Parque Nacional Cavernas do Peruaçu abriga cavernas, sítios arqueológicos e pinturas rupestres - Crédito: Divulgação
Localizado no norte de Minas Gerais, o Parque Nacional Cavernas do Peruaçu está entre os locais que poderão receber o título de Patrimônio Mundial Natural concedido pela Unesco – Organização das Nações Unidas para a Educação, a Ciência e a Cultura. A decisão será anunciada até o dia 16 de julho, durante a 47ª reunião do Comitê de Patrimônio Mundial, em Paris. Caso aprovado, o reconhecimento internacional será oficializado às vésperas do aniversário de 25 anos do Sistema Nacional de Unidades de Conservação da Natureza (SNUC), celebrado em 18 de julho.

Parque com 114 sítios arqueológicos catalogados possui belas paisagens – Crédito: Divulgação
Com 56.448 hectares que abrangem os municípios de Januária, Itacarambi e São João das Missões, o parque abriga um dos mais relevantes conjuntos de cavernas, sítios arqueológicos e pinturas rupestres do Brasil. São 114 sítios arqueológicos catalogados, formações geológicas únicas e uma biodiversidade que reúne elementos da Caatinga, do Cerrado e da Mata Atlântica.

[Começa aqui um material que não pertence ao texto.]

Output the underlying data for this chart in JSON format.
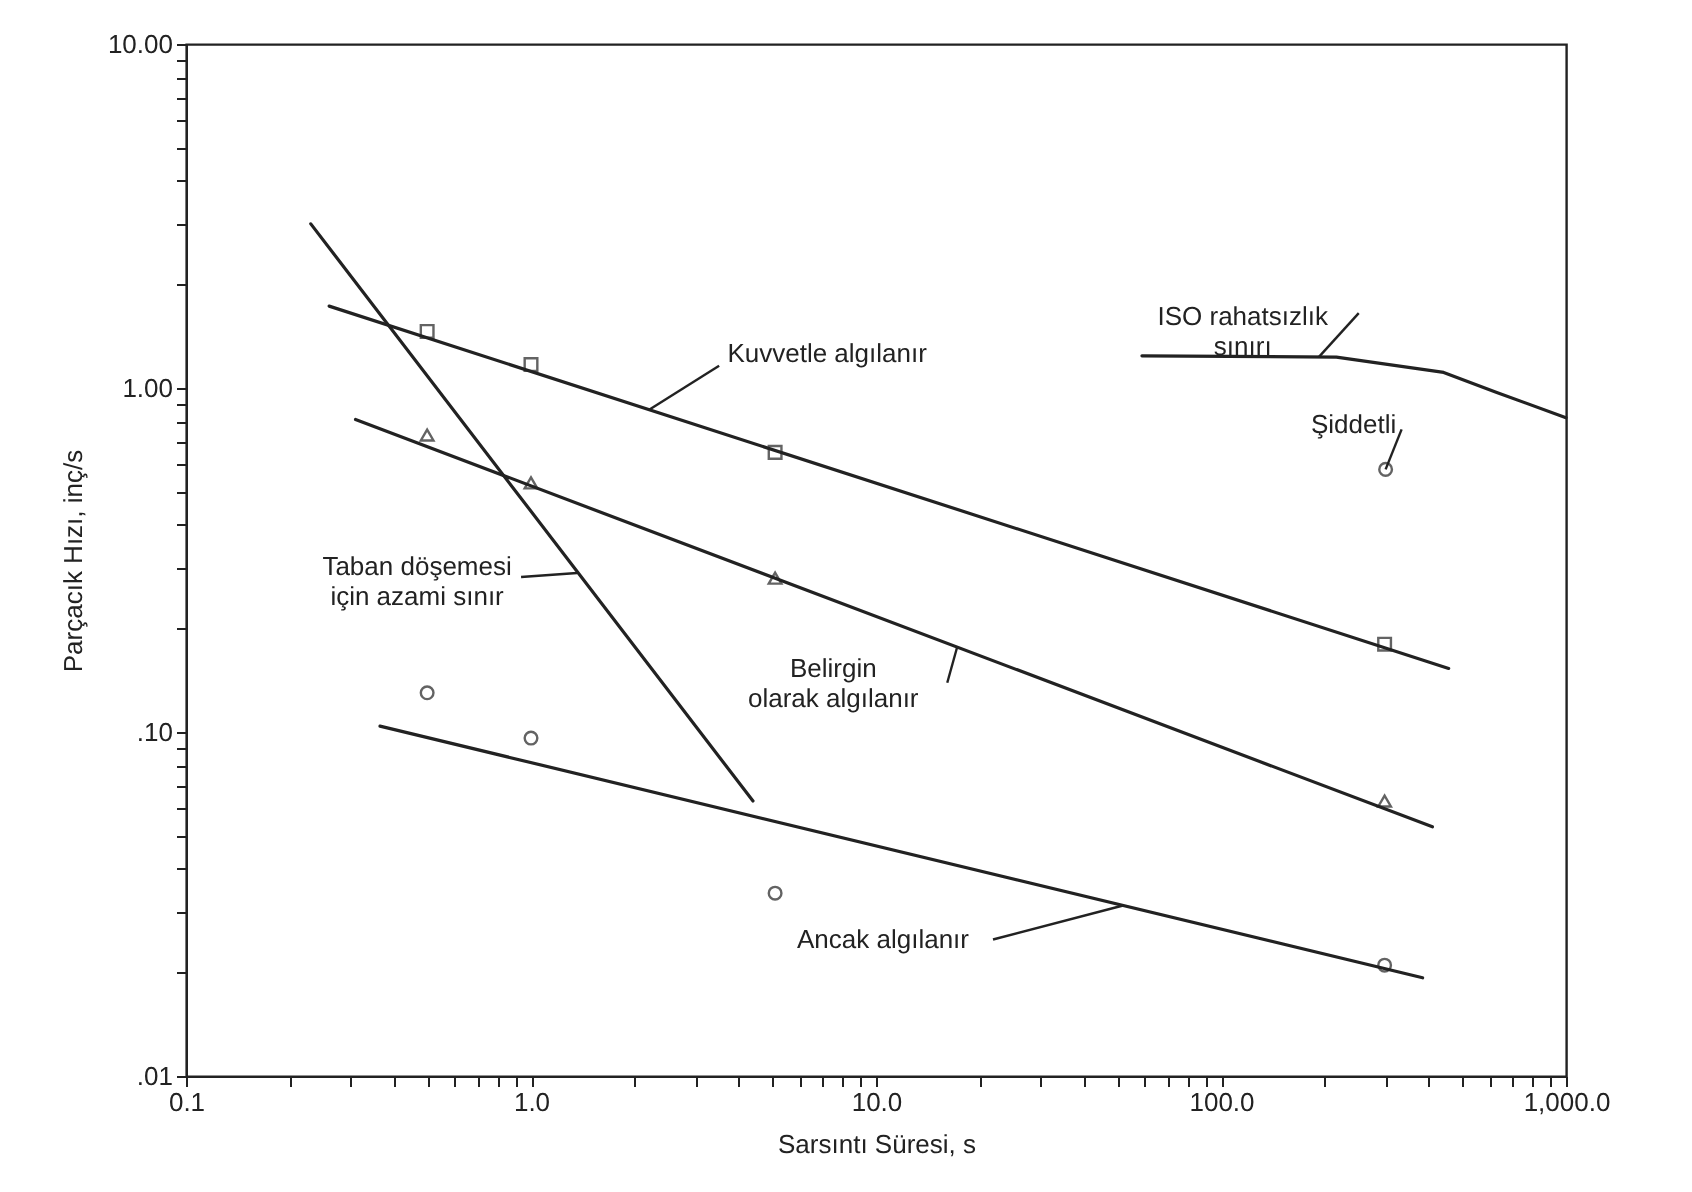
{
  "chart_data": {
    "type": "line",
    "xlabel": "Sarsıntı Süresi, s",
    "ylabel": "Parçacık Hızı, inç/s",
    "log": "xy",
    "grid": false,
    "line_style": "solid",
    "xlim": [
      0.1,
      1000
    ],
    "ylim": [
      0.01,
      10
    ],
    "xticks": [
      {
        "value": 0.1,
        "label": "0.1"
      },
      {
        "value": 0.2,
        "label": null
      },
      {
        "value": 0.3,
        "label": null
      },
      {
        "value": 0.4,
        "label": null
      },
      {
        "value": 0.5,
        "label": null
      },
      {
        "value": 0.6,
        "label": null
      },
      {
        "value": 0.7,
        "label": null
      },
      {
        "value": 0.8,
        "label": null
      },
      {
        "value": 0.9,
        "label": null
      },
      {
        "value": 1,
        "label": "1.0"
      },
      {
        "value": 2,
        "label": null
      },
      {
        "value": 3,
        "label": null
      },
      {
        "value": 4,
        "label": null
      },
      {
        "value": 5,
        "label": null
      },
      {
        "value": 6,
        "label": null
      },
      {
        "value": 7,
        "label": null
      },
      {
        "value": 8,
        "label": null
      },
      {
        "value": 9,
        "label": null
      },
      {
        "value": 10,
        "label": "10.0"
      },
      {
        "value": 20,
        "label": null
      },
      {
        "value": 30,
        "label": null
      },
      {
        "value": 40,
        "label": null
      },
      {
        "value": 50,
        "label": null
      },
      {
        "value": 60,
        "label": null
      },
      {
        "value": 70,
        "label": null
      },
      {
        "value": 80,
        "label": null
      },
      {
        "value": 90,
        "label": null
      },
      {
        "value": 100,
        "label": "100.0"
      },
      {
        "value": 200,
        "label": null
      },
      {
        "value": 300,
        "label": null
      },
      {
        "value": 400,
        "label": null
      },
      {
        "value": 500,
        "label": null
      },
      {
        "value": 600,
        "label": null
      },
      {
        "value": 700,
        "label": null
      },
      {
        "value": 800,
        "label": null
      },
      {
        "value": 900,
        "label": null
      },
      {
        "value": 1000,
        "label": "1,000.0"
      }
    ],
    "yticks": [
      {
        "value": 0.01,
        "label": ".01"
      },
      {
        "value": 0.02,
        "label": null
      },
      {
        "value": 0.03,
        "label": null
      },
      {
        "value": 0.04,
        "label": null
      },
      {
        "value": 0.05,
        "label": null
      },
      {
        "value": 0.06,
        "label": null
      },
      {
        "value": 0.07,
        "label": null
      },
      {
        "value": 0.08,
        "label": null
      },
      {
        "value": 0.09,
        "label": null
      },
      {
        "value": 0.1,
        "label": ".10"
      },
      {
        "value": 0.2,
        "label": null
      },
      {
        "value": 0.3,
        "label": null
      },
      {
        "value": 0.4,
        "label": null
      },
      {
        "value": 0.5,
        "label": null
      },
      {
        "value": 0.6,
        "label": null
      },
      {
        "value": 0.7,
        "label": null
      },
      {
        "value": 0.8,
        "label": null
      },
      {
        "value": 0.9,
        "label": null
      },
      {
        "value": 1,
        "label": "1.00"
      },
      {
        "value": 2,
        "label": null
      },
      {
        "value": 3,
        "label": null
      },
      {
        "value": 4,
        "label": null
      },
      {
        "value": 5,
        "label": null
      },
      {
        "value": 6,
        "label": null
      },
      {
        "value": 7,
        "label": null
      },
      {
        "value": 8,
        "label": null
      },
      {
        "value": 9,
        "label": null
      },
      {
        "value": 10,
        "label": "10.00"
      }
    ],
    "series": [
      {
        "color": "#222222",
        "x": [
          0.26,
          457
        ],
        "values": [
          1.73,
          0.153
        ]
      },
      {
        "color": "#222222",
        "x": [
          0.31,
          410
        ],
        "values": [
          0.81,
          0.053
        ]
      },
      {
        "color": "#222222",
        "x": [
          0.23,
          4.4
        ],
        "values": [
          3.0,
          0.063
        ]
      },
      {
        "color": "#222222",
        "x": [
          0.365,
          384
        ],
        "values": [
          0.104,
          0.0193
        ]
      },
      {
        "color": "#222222",
        "x": [
          59,
          216,
          442,
          630,
          1000
        ],
        "values": [
          1.24,
          1.23,
          1.11,
          0.97,
          0.82
        ]
      },
      {
        "type": "scatter",
        "marker": "square",
        "color": "#222222",
        "x": [
          0.5,
          1,
          5.1,
          298
        ],
        "values": [
          1.46,
          1.17,
          0.65,
          0.18
        ]
      },
      {
        "type": "scatter",
        "marker": "triangle",
        "color": "#222222",
        "x": [
          0.5,
          1,
          5.1,
          298
        ],
        "values": [
          0.73,
          0.53,
          0.28,
          0.063
        ]
      },
      {
        "type": "scatter",
        "marker": "circle",
        "color": "#222222",
        "x": [
          0.5,
          1,
          5.1,
          298,
          300
        ],
        "values": [
          0.13,
          0.096,
          0.034,
          0.021,
          0.58
        ]
      }
    ],
    "annotations": [
      {
        "text": "Kuvvetle algılanır",
        "x": 2.2,
        "y": 0.865
      },
      {
        "text": "ISO rahatsızlık\nsınırı",
        "x": 192,
        "y": 1.23
      },
      {
        "text": "Şiddetli",
        "x": 300,
        "y": 0.58
      },
      {
        "text": "Taban döşemesi\niçin azami sınır",
        "x": 1.36,
        "y": 0.29
      },
      {
        "text": "Belirgin\nolarak algılanır",
        "x": 17.2,
        "y": 0.177
      },
      {
        "text": "Ancak algılanır",
        "x": 52,
        "y": 0.0313
      }
    ]
  }
}
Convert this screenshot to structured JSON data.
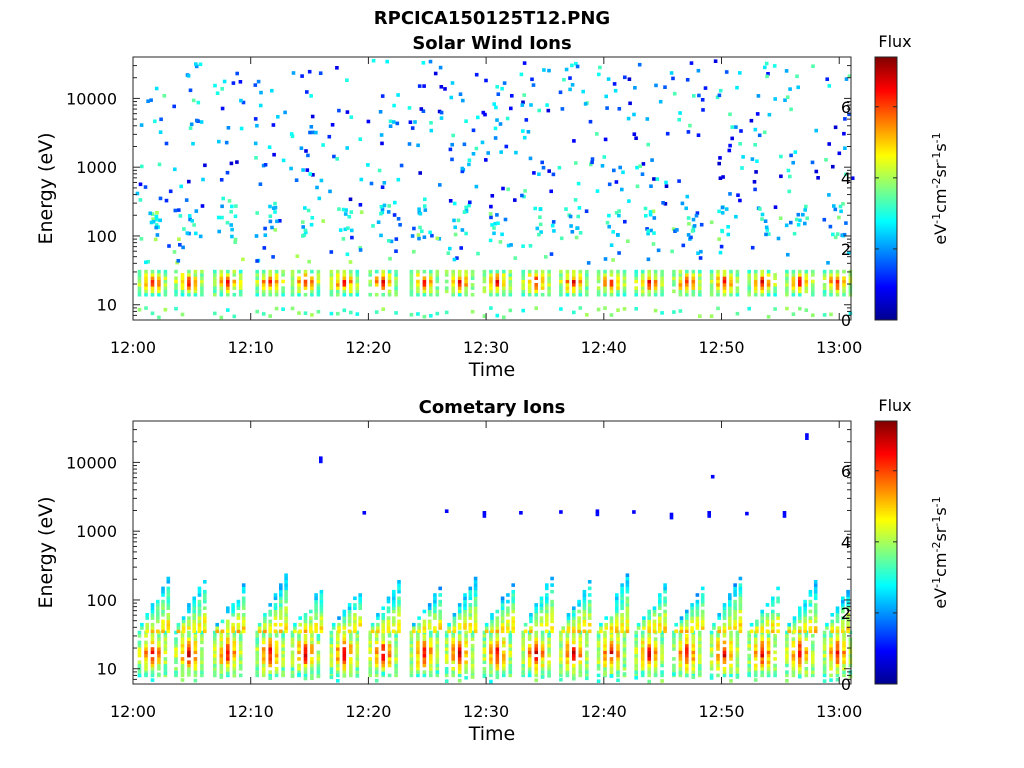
{
  "figure_title": "RPCICA150125T12.PNG",
  "colormap": [
    "#00008f",
    "#0000ff",
    "#0080ff",
    "#00ffff",
    "#80ff80",
    "#ffff00",
    "#ff8000",
    "#ff0000",
    "#800000"
  ],
  "chart_data": [
    {
      "type": "heatmap",
      "title": "Solar Wind Ions",
      "xlabel": "Time",
      "ylabel": "Energy (eV)",
      "yscale": "log",
      "ylim": [
        6,
        40000
      ],
      "xlim": [
        "12:00",
        "13:01"
      ],
      "x_ticks": [
        "12:00",
        "12:10",
        "12:20",
        "12:30",
        "12:40",
        "12:50",
        "13:00"
      ],
      "y_ticks": [
        "10",
        "100",
        "1000",
        "10000"
      ],
      "colorbar": {
        "title": "Flux",
        "label": "eV-1cm-2sr-1s-1",
        "range": [
          0,
          7.4
        ],
        "ticks": [
          "0",
          "2",
          "4",
          "6"
        ]
      },
      "sweep_times_min": [
        1.5,
        4.6,
        7.9,
        11.5,
        14.5,
        17.8,
        21.1,
        24.6,
        27.6,
        30.8,
        34.1,
        37.3,
        40.5,
        43.7,
        46.9,
        50.1,
        53.3,
        56.5,
        59.7
      ],
      "core_band_eV": [
        14,
        32
      ],
      "core_flux_max": 7.2,
      "sparse_flux_range": [
        0.5,
        3.5
      ]
    },
    {
      "type": "heatmap",
      "title": "Cometary Ions",
      "xlabel": "Time",
      "ylabel": "Energy (eV)",
      "yscale": "log",
      "ylim": [
        6,
        40000
      ],
      "xlim": [
        "12:00",
        "13:01"
      ],
      "x_ticks": [
        "12:00",
        "12:10",
        "12:20",
        "12:30",
        "12:40",
        "12:50",
        "13:00"
      ],
      "y_ticks": [
        "10",
        "100",
        "1000",
        "10000"
      ],
      "colorbar": {
        "title": "Flux",
        "label": "eV-1cm-2sr-1s-1",
        "range": [
          0,
          7.4
        ],
        "ticks": [
          "0",
          "2",
          "4",
          "6"
        ]
      },
      "sweep_times_min": [
        1.5,
        4.6,
        7.9,
        11.5,
        14.5,
        17.8,
        21.1,
        24.6,
        27.6,
        30.8,
        34.1,
        37.3,
        40.5,
        43.7,
        46.9,
        50.1,
        53.3,
        56.5,
        59.7
      ],
      "core_band_eV": [
        8,
        35
      ],
      "core_flux_max": 7.3,
      "plume_top_eV": 250,
      "isolated_points": [
        {
          "t": 15.8,
          "e": 11500
        },
        {
          "t": 19.5,
          "e": 1850
        },
        {
          "t": 26.5,
          "e": 1950
        },
        {
          "t": 29.7,
          "e": 1850
        },
        {
          "t": 32.8,
          "e": 1850
        },
        {
          "t": 36.2,
          "e": 1900
        },
        {
          "t": 39.3,
          "e": 1950
        },
        {
          "t": 42.4,
          "e": 1900
        },
        {
          "t": 45.6,
          "e": 1750
        },
        {
          "t": 48.8,
          "e": 1850
        },
        {
          "t": 49.1,
          "e": 6200
        },
        {
          "t": 52.0,
          "e": 1800
        },
        {
          "t": 55.2,
          "e": 1850
        },
        {
          "t": 57.1,
          "e": 25000
        }
      ]
    }
  ]
}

As artes rupestres estão entre os principais atrativos do parque – Crédito: Divulgação
A possível consagração como Patrimônio Mundial Natural é resultado de mais de duas décadas de trabalho conjunto entre o poder público e a iniciativa privada. Desde 2003, o Instituto Ekos Brasil atua na área com projetos de conservação e desenvolvimento sustentável. A organização foi responsável pela elaboração do Plano de Manejo do parque e, há oito anos, mantém um Acordo de Cooperação com o Instituto Chico Mendes de Conservação da Biodiversidade (ICMBio). Por meio do Programa Peruaçu, são aplicados recursos em frentes como gestão do uso público, pesquisas científicas, recuperação de nascentes e ações socioambientais na Área de Proteção Ambiental (APA) Cavernas do Peruaçu.
A candidatura do Peruaçu à lista da Unesco coincide com as comemorações dos 25 anos do SNUC, criado pela Lei nº 9.985, de 18 de julho de 2000. O sistema estabelece critérios para a criação e gestão das unidades de conservação brasileiras, divididas entre Proteção Integral e Uso Sustentável. Atualmente, mais de 2.500 unidades protegem cerca de 18% do território nacional e 29% das águas jurisdicionais do país.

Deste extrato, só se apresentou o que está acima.